Il Presidente della FIA ha sollecitato gli organizzatori ad un cambio di sede

Volato in Scandinavia per assistere ad una gara che già dalla vigilia si sapeva sarebbe stata tribolata per le condizioni meteo, Jean Todt non si è sottratto al vecchio metodo del bastone e la carota. Se infatti da un lato ha ringraziato il promoter per il grande lavoro effettuato per ridisegnare in tempi record un rally che poco o niente ha avuto in comune come la classicissima provadi febbraio, dall'altro lo ha invitato in modo deciso, alla luce dei cambiamenti climatici che hanno reso quell'area della Svezia lontana dagli standard richiesti, a cercare una soluzione alternativa per l'avvenire.

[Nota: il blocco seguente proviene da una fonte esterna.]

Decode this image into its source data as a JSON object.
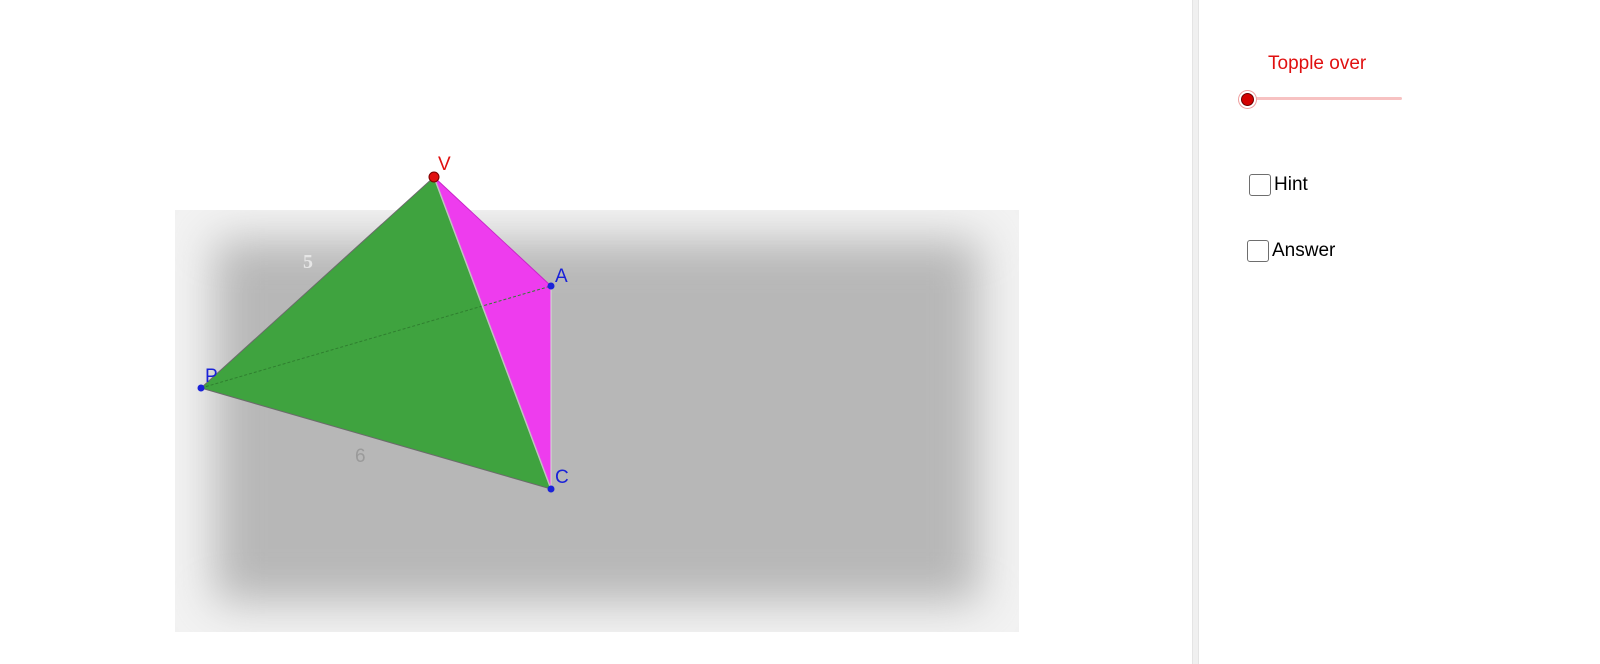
{
  "scene": {
    "edge_labels": {
      "vp": "5",
      "pc": "6"
    },
    "vertex_labels": {
      "v": "V",
      "a": "A",
      "p": "P",
      "c": "C"
    },
    "colors": {
      "front_face": "#3fa33f",
      "side_face": "#ee3cee",
      "base_plane": "#b7b7b7",
      "vertex_label_blue": "#1a22d8",
      "vertex_label_red": "#e01010",
      "edge_label_gray": "#9a9a9a"
    }
  },
  "controls": {
    "slider": {
      "label": "Topple over",
      "value": 0
    },
    "hint": {
      "label": "Hint",
      "checked": false
    },
    "answer": {
      "label": "Answer",
      "checked": false
    }
  }
}
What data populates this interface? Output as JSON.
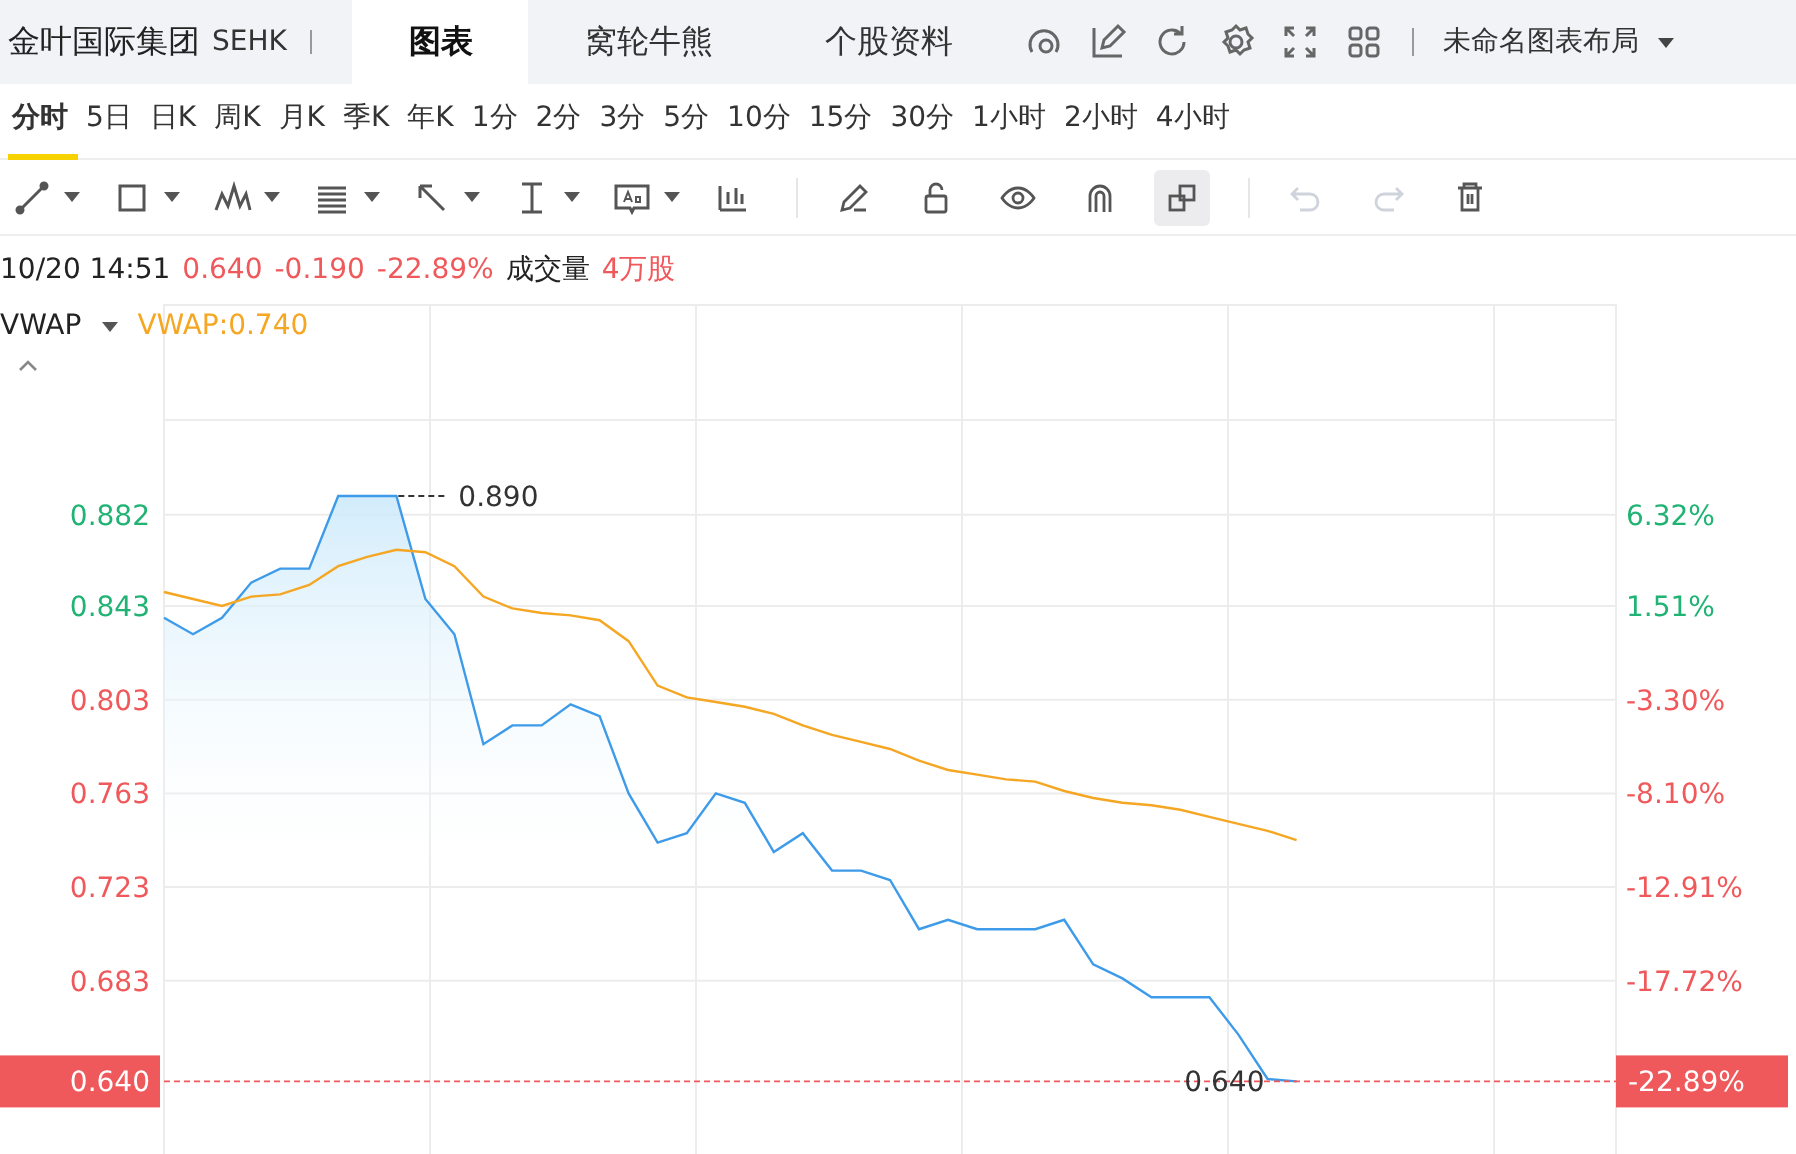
{
  "header": {
    "stock_name": "金叶国际集团",
    "exchange": "SEHK",
    "tabs": [
      {
        "label": "图表",
        "selected": true
      },
      {
        "label": "窝轮牛熊",
        "selected": false
      },
      {
        "label": "个股资料",
        "selected": false
      }
    ],
    "layout_name": "未命名图表布局"
  },
  "periods": [
    {
      "label": "分时",
      "selected": true
    },
    {
      "label": "5日",
      "selected": false
    },
    {
      "label": "日K",
      "selected": false
    },
    {
      "label": "周K",
      "selected": false
    },
    {
      "label": "月K",
      "selected": false
    },
    {
      "label": "季K",
      "selected": false
    },
    {
      "label": "年K",
      "selected": false
    },
    {
      "label": "1分",
      "selected": false
    },
    {
      "label": "2分",
      "selected": false
    },
    {
      "label": "3分",
      "selected": false
    },
    {
      "label": "5分",
      "selected": false
    },
    {
      "label": "10分",
      "selected": false
    },
    {
      "label": "15分",
      "selected": false
    },
    {
      "label": "30分",
      "selected": false
    },
    {
      "label": "1小时",
      "selected": false
    },
    {
      "label": "2小时",
      "selected": false
    },
    {
      "label": "4小时",
      "selected": false
    }
  ],
  "drawing_tools": [
    {
      "has_menu": true
    },
    {
      "has_menu": true
    },
    {
      "has_menu": true
    },
    {
      "has_menu": true
    },
    {
      "has_menu": true
    },
    {
      "has_menu": true
    },
    {
      "has_menu": true
    },
    {
      "has_menu": false
    }
  ],
  "edit_tools": [
    {
      "selected": false,
      "disabled": false
    },
    {
      "selected": false,
      "disabled": false
    },
    {
      "selected": false,
      "disabled": false
    },
    {
      "selected": false,
      "disabled": false
    },
    {
      "selected": true,
      "disabled": false
    },
    {
      "selected": false,
      "disabled": true
    },
    {
      "selected": false,
      "disabled": true
    },
    {
      "selected": false,
      "disabled": false
    }
  ],
  "quote": {
    "time": "10/20 14:51",
    "price": "0.640",
    "change": "-0.190",
    "change_percent": "-22.89%",
    "volume_label": "成交量",
    "volume": "4万股"
  },
  "indicator": {
    "value": "VWAP:0.740"
  },
  "chart": {
    "right_axis_labels": [
      "6.32%",
      "1.51%",
      "-3.30%",
      "-8.10%",
      "-12.91%",
      "-17.72%",
      "-22.89%"
    ],
    "chart_data": {
      "type": "line",
      "grid": true,
      "categories": [
        null,
        null,
        null,
        null,
        null,
        null,
        null,
        null,
        null,
        null,
        null,
        null,
        null,
        null,
        null,
        null,
        null,
        null,
        null,
        null,
        null,
        null,
        null,
        null,
        null,
        null,
        null,
        null,
        null,
        null,
        null,
        null,
        null,
        null,
        null,
        null,
        null,
        null,
        null,
        null,
        null,
        null,
        null,
        null,
        null,
        null,
        null,
        null,
        null,
        null
      ],
      "ylim": [
        0.609,
        0.972
      ],
      "yticks": [
        {
          "value": 0.882,
          "label": "0.882"
        },
        {
          "value": 0.843,
          "label": "0.843"
        },
        {
          "value": 0.803,
          "label": "0.803"
        },
        {
          "value": 0.763,
          "label": "0.763"
        },
        {
          "value": 0.723,
          "label": "0.723"
        },
        {
          "value": 0.683,
          "label": "0.683"
        },
        {
          "value": 0.64,
          "label": "0.640"
        }
      ],
      "series": [
        {
          "type": "area",
          "color": "#3d9be9",
          "values": [
            0.838,
            0.831,
            0.838,
            0.853,
            0.859,
            0.859,
            0.89,
            0.89,
            0.89,
            0.846,
            0.831,
            0.784,
            0.792,
            0.792,
            0.801,
            0.796,
            0.763,
            0.742,
            0.746,
            0.763,
            0.759,
            0.738,
            0.746,
            0.73,
            0.73,
            0.726,
            0.705,
            0.709,
            0.705,
            0.705,
            0.705,
            0.709,
            0.69,
            0.684,
            0.676,
            0.676,
            0.676,
            0.66,
            0.641,
            0.64,
            null,
            null,
            null,
            null,
            null,
            null,
            null,
            null,
            null,
            null
          ]
        },
        {
          "name": "VWAP",
          "color": "#f5a623",
          "values": [
            0.849,
            0.846,
            0.843,
            0.847,
            0.848,
            0.852,
            0.86,
            0.864,
            0.867,
            0.866,
            0.86,
            0.847,
            0.842,
            0.84,
            0.839,
            0.837,
            0.828,
            0.809,
            0.804,
            0.802,
            0.8,
            0.797,
            0.792,
            0.788,
            0.785,
            0.782,
            0.777,
            0.773,
            0.771,
            0.769,
            0.768,
            0.764,
            0.761,
            0.759,
            0.758,
            0.756,
            0.753,
            0.75,
            0.747,
            0.743,
            null,
            null,
            null,
            null,
            null,
            null,
            null,
            null,
            null,
            null
          ]
        }
      ],
      "annotations": [
        "0.890"
      ],
      "ref_lines": [
        {
          "axis": "y",
          "value": 0.64,
          "label": "0.640"
        }
      ]
    }
  }
}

"Sono venuto qui per rendere merito agli organizzatori per i loro sforzi. Fino a pochi giorni fa non si sapeva neppure se si sarebbe potuta disputare la corsa, ma grazie a loro, oltre che alla FIA e alle squadre è stato possibile", ha dichiarato il dirigente transalpino ai microfoni diDirtfish.

"Tuttavia da ormai qualche tempo la neve che deve caratterizzare questa manche del campionato non è presente", ha proseguito l'ex navigatore. "Forse avremmo già dovuto muoverci in una direzione differente, in ogni caso a causa del riscaldamento globale bisognerà fare qualcosa. Non possiamo più permetterci quanto accaduto in questa edizione", ha infine tuonato ricordando come il rischio di trovarsi davanti a speciali perlopiù su terra sia diventato un refrain.

Per concludere, sempre dal service park svedese è arrivata la notizia che l'amministratore delegato dell'ente promotore del WRC Oliver Ciesla, in carica da ormai sette anni, lascerà dal prossimo mese di giugno per motivi personali.